De nombreux parents d'adolescents du quartiers dénoncent des agressions violentes de leurs enfants au parc de la Moline dans le 12ème arrondissement, situé à quelques mètres pourtant du commissariat.

"Plusieurs jeunes cagoulés et tout vêtus de noir s'en sont pris à mon fils pour lui dérober son portable, il n'a pas résisté et a quand même été frappé et jeté à terre et je sais que ce n'est pas le seul à qui c'est arrivé au parc.", indique Marie* mère de deux enfants et habitante de Bois Luzy.

Dans le groupe "voisins vigilants du 12ème", et dans le groupe "j''habite le 12ème" des témoignages vont dans ce sens. 

Le maire de secteur confirme cette insécurité au sein du parc et deux agressions récentes lui ont été remontées.

"J'aimerai des caméras de vidéos surveillance à l'intérieur du parc, cela dépend de la police municipale et des des agents de sécurité des parcs et jardins de la ville, donc il faudrait vraiment plus d'effectifs qui patrouillent dans ce parc".

Yannick Ohanessian insiste sur le fait qu"'il y a près de 1600 caméras de surveillance dans la ville et qu'elles sont plutôt réparties de façon équitables dans les différents secteurs, et que contrairement aux idées reçues, elles enregistrent ce qui se passe et permettent l'élucidation de certains méfaits".

Pour Sophie*, cette insécurité va plus loin, son fils de 18 ans l'a appelé en sortant de son entraînement de foot la semaine dernière entre les Caillols et Saint-Barnabé.

"Il devait prendre le bus pour rentrer comme d'habitude de son entraînement, il m'a appelé en panique car il était suivi par plusieurs jeunes, il avait beau accélérer le pas, il a bien senti qu'il était leur cible, il était stressé au téléphone, et j'ai dû tout lâcher pour aller le chercher au plus vite"

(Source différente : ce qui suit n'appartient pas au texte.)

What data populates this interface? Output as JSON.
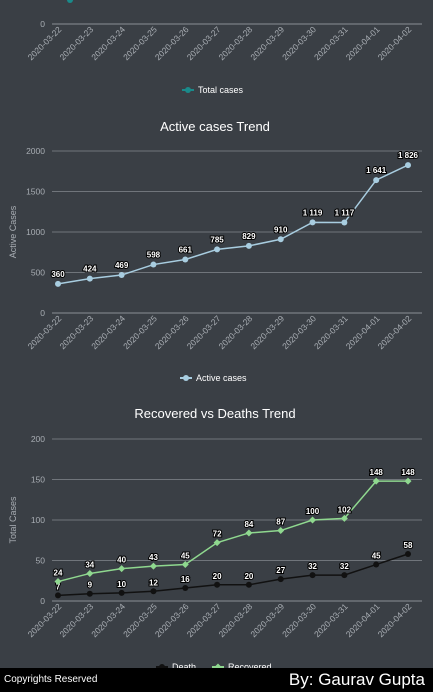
{
  "footer": {
    "copyright": "Copyrights Reserved",
    "author": "By: Gaurav Gupta"
  },
  "colors": {
    "total": "#1a8a8a",
    "active": "#a8cde0",
    "recovered": "#8fd88f",
    "death": "#111111"
  },
  "chart_data": [
    {
      "type": "line",
      "title": "",
      "ylabel": "",
      "x": [
        "2020-03-22",
        "2020-03-23",
        "2020-03-24",
        "2020-03-25",
        "2020-03-26",
        "2020-03-27",
        "2020-03-28",
        "2020-03-29",
        "2020-03-30",
        "2020-03-31",
        "2020-04-01",
        "2020-04-02"
      ],
      "y_visible_tick": "0",
      "legend": "bottom",
      "series": [
        {
          "name": "Total cases"
        }
      ]
    },
    {
      "type": "line",
      "title": "Active cases Trend",
      "ylabel": "Active Cases",
      "ylim": [
        0,
        2000
      ],
      "yticks": [
        0,
        500,
        1000,
        1500,
        2000
      ],
      "grid": true,
      "legend": "bottom",
      "x": [
        "2020-03-22",
        "2020-03-23",
        "2020-03-24",
        "2020-03-25",
        "2020-03-26",
        "2020-03-27",
        "2020-03-28",
        "2020-03-29",
        "2020-03-30",
        "2020-03-31",
        "2020-04-01",
        "2020-04-02"
      ],
      "series": [
        {
          "name": "Active cases",
          "values": [
            360,
            424,
            469,
            598,
            661,
            785,
            829,
            910,
            1119,
            1117,
            1641,
            1826
          ],
          "labels": [
            "360",
            "424",
            "469",
            "598",
            "661",
            "785",
            "829",
            "910",
            "1 119",
            "1 117",
            "1 641",
            "1 826"
          ]
        }
      ]
    },
    {
      "type": "line",
      "title": "Recovered vs Deaths Trend",
      "ylabel": "Total Cases",
      "ylim": [
        0,
        200
      ],
      "yticks": [
        0,
        50,
        100,
        150,
        200
      ],
      "grid": true,
      "legend": "bottom",
      "x": [
        "2020-03-22",
        "2020-03-23",
        "2020-03-24",
        "2020-03-25",
        "2020-03-26",
        "2020-03-27",
        "2020-03-28",
        "2020-03-29",
        "2020-03-30",
        "2020-03-31",
        "2020-04-01",
        "2020-04-02"
      ],
      "series": [
        {
          "name": "Death",
          "values": [
            7,
            9,
            10,
            12,
            16,
            20,
            20,
            27,
            32,
            32,
            45,
            58
          ]
        },
        {
          "name": "Recovered",
          "values": [
            24,
            34,
            40,
            43,
            45,
            72,
            84,
            87,
            100,
            102,
            148,
            148
          ]
        }
      ]
    }
  ]
}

Pour les habitants comme Corinne de La Fourragère, "c'est la L2 et le métro qui ont fait augmenter la délinquance dans le secteur".

Un fait que réfute le maire de secteur Sylvain Souvestre, pour lui "c'est plus l'absence d'effectif car ces deux infrastructures n'ont pas apporté plus de passages dans le quartier ni de clients aux commerçants donc le lien de cause à effet n'est pas prouvé".